Indeed, we are not the government, and since all governments, by necessity, subsist through the production of the governed, there is no perfect degree of government somewhere along the political spectrum. Any point between anarchy and a world government necessarily perpetuates the bifurcated class system of governing and governed, of them and us. Even if there were some ideal form of governance—some political version of “maximum output”—why is it that only some people can calculate it, and the rest of us are then subject to their divine enlightenment? Only Bernie Sanders knows why $15 is the perfect minimum wage, and only Donald Trump knows why tariffs work, despite all evidence to the contrary. There is no in between because all forms of government are constantly swinging on a pendulum between anarchy and a world government. Every action by the government that decentralizes power is a tacit admission that complete autonomy of the individual (anarchy) is the ideal form of social organization. But all of these technocrats and busybodies that sit in their offices and think up new bills and laws and executive orders that expand the power of the state are admitting, conceptually, that “the bigger the better” when it comes to the government. If this is the case, why would we stop at only state and federal governments? Why don’t we establish a world government? Everything in between anarchy and this idea of a world government is either 1) logically inconsistent, or 2) an admission that some people know the perfect amount of government and others don’t. If the latter, then the rest of us must either trust that these guys really do know what they’re talking about, or we don’t trust them and must reckon between anarchy and a global state. For anyone to propose a point between the two is logically inconsistent since he would be admitting that some degree of government is good, but not too much, but not too little, and that only the person proposing their model knows the perfect amount.

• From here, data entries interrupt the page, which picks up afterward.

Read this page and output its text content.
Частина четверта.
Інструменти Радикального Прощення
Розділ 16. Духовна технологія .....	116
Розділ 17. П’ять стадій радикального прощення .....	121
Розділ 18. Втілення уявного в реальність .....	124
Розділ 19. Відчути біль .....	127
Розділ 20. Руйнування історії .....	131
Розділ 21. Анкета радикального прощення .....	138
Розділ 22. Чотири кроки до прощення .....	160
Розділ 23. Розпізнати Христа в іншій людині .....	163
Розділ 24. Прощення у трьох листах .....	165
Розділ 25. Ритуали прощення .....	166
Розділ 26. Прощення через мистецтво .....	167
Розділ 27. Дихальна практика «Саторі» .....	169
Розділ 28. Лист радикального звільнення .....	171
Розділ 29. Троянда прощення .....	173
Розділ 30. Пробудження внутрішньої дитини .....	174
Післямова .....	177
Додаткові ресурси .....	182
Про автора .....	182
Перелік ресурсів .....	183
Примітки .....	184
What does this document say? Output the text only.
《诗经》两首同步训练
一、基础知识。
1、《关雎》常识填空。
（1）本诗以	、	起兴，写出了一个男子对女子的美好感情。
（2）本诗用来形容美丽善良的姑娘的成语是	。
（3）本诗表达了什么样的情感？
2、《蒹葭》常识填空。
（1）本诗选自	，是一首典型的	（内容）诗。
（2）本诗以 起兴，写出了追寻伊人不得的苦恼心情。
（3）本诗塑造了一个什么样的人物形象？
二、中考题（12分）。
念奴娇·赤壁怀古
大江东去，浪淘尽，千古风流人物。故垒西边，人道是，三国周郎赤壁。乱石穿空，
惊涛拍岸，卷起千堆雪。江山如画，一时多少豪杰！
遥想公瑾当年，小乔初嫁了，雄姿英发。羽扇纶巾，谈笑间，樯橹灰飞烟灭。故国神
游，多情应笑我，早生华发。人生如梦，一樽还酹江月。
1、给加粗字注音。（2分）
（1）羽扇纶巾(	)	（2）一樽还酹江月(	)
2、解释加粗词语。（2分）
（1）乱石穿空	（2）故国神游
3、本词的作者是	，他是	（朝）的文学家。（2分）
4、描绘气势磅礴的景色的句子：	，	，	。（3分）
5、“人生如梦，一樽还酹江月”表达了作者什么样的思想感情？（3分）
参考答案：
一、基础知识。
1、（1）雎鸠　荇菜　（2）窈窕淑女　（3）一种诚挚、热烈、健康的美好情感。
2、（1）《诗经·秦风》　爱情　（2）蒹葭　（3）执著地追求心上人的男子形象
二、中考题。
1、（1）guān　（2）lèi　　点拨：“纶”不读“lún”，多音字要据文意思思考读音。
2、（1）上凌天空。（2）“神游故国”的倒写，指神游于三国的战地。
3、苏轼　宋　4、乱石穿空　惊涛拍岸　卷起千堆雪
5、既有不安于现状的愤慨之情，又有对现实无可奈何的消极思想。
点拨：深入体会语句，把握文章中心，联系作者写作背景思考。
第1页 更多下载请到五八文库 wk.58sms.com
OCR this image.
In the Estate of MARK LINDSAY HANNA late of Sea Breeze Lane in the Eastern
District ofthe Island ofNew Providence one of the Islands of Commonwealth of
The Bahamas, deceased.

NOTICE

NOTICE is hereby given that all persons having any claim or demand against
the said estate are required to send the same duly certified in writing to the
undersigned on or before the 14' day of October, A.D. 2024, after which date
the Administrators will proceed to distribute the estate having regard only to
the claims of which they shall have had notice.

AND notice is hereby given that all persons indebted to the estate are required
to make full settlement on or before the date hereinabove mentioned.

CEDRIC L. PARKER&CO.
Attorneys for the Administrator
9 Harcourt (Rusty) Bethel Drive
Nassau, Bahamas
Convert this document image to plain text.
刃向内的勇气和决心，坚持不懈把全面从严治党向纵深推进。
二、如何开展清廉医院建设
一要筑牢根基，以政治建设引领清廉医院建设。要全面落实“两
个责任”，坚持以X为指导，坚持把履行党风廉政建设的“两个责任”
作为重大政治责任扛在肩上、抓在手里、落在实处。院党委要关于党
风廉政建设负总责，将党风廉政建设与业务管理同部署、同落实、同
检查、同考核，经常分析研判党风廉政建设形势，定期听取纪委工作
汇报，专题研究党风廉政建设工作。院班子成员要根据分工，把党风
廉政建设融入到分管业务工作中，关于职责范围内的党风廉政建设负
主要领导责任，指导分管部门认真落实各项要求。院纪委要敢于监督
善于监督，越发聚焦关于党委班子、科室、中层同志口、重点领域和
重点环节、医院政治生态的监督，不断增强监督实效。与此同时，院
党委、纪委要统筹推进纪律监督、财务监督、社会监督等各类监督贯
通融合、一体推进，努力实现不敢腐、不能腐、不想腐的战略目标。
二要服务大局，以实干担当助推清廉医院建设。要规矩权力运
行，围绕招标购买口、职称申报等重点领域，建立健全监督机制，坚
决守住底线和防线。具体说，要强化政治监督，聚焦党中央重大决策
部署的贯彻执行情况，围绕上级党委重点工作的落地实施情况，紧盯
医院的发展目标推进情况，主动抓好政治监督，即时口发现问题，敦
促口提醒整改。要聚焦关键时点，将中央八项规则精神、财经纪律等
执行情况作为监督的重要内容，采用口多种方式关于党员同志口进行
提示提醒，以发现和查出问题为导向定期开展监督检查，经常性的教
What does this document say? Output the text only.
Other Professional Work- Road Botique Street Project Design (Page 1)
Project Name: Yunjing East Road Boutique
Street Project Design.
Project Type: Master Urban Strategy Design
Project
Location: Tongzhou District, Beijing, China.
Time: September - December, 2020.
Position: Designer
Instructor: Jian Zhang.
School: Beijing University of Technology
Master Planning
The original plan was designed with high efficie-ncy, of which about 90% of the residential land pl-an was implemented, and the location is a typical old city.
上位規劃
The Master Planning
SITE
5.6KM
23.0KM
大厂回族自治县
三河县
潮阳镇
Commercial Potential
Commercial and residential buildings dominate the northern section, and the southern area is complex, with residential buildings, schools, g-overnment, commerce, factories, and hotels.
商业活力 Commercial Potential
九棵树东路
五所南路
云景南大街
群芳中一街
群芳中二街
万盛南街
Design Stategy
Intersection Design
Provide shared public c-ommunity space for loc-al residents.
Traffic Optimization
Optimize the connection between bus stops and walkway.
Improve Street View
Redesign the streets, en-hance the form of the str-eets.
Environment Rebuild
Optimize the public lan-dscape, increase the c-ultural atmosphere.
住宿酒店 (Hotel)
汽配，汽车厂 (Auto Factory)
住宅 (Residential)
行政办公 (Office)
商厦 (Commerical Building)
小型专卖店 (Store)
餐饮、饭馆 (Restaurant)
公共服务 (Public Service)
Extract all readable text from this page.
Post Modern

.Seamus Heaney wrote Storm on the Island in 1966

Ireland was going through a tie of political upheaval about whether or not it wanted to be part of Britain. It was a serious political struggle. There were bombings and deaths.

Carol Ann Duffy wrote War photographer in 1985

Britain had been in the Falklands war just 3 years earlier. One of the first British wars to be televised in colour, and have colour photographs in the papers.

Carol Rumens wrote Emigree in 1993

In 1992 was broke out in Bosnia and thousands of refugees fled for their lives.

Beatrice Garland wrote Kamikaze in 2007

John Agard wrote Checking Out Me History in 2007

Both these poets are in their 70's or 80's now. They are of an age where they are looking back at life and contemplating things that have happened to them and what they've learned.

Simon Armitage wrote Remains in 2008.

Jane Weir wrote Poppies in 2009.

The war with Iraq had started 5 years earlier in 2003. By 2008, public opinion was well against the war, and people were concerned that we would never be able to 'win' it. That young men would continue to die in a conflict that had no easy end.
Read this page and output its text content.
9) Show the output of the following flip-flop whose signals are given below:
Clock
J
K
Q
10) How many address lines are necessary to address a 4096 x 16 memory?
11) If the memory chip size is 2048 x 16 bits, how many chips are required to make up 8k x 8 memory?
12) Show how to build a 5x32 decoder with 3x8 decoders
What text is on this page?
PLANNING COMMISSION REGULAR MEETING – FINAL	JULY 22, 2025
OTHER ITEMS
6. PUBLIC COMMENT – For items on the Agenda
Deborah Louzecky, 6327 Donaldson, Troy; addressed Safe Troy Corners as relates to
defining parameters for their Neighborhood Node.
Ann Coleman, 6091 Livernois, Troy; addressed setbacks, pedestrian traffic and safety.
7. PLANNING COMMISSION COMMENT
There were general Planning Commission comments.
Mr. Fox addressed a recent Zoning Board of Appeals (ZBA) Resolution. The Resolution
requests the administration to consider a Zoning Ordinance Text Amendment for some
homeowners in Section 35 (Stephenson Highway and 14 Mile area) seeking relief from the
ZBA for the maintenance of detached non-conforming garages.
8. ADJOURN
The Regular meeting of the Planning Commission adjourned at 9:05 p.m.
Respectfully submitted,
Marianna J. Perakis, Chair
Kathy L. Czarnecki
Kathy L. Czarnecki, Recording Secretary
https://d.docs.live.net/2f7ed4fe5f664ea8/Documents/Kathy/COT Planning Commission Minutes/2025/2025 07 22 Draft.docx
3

To put it simply, if having a government is good (however one defines “good”), then there is no logical limit to how good a government could be if given the chance. But, if having a government is not good, then we arrive at the not-so-radical idea of letting people control their own lives. Anything in between is just window dressing. I say let all the statists come out in the open and admit that a world government (run by them) is what they want. In a way, their pontifications about how much government we should have is even more insulting than a world government since the former implies that they alone have the privileged, divine wisdom to know how much government you and I need.

Many balk at the word anarchy, but why should they? Libertarians need to press the issue and put the onus on statists to defend their position, not us ours. If we truly are all born equal in terms of self-ownership, who or what gives some the right to rule over others? We must disrupt what Rothbard called the chief task of the rulers: to secure the active or resigned acceptance of the majority. We don’t accept them.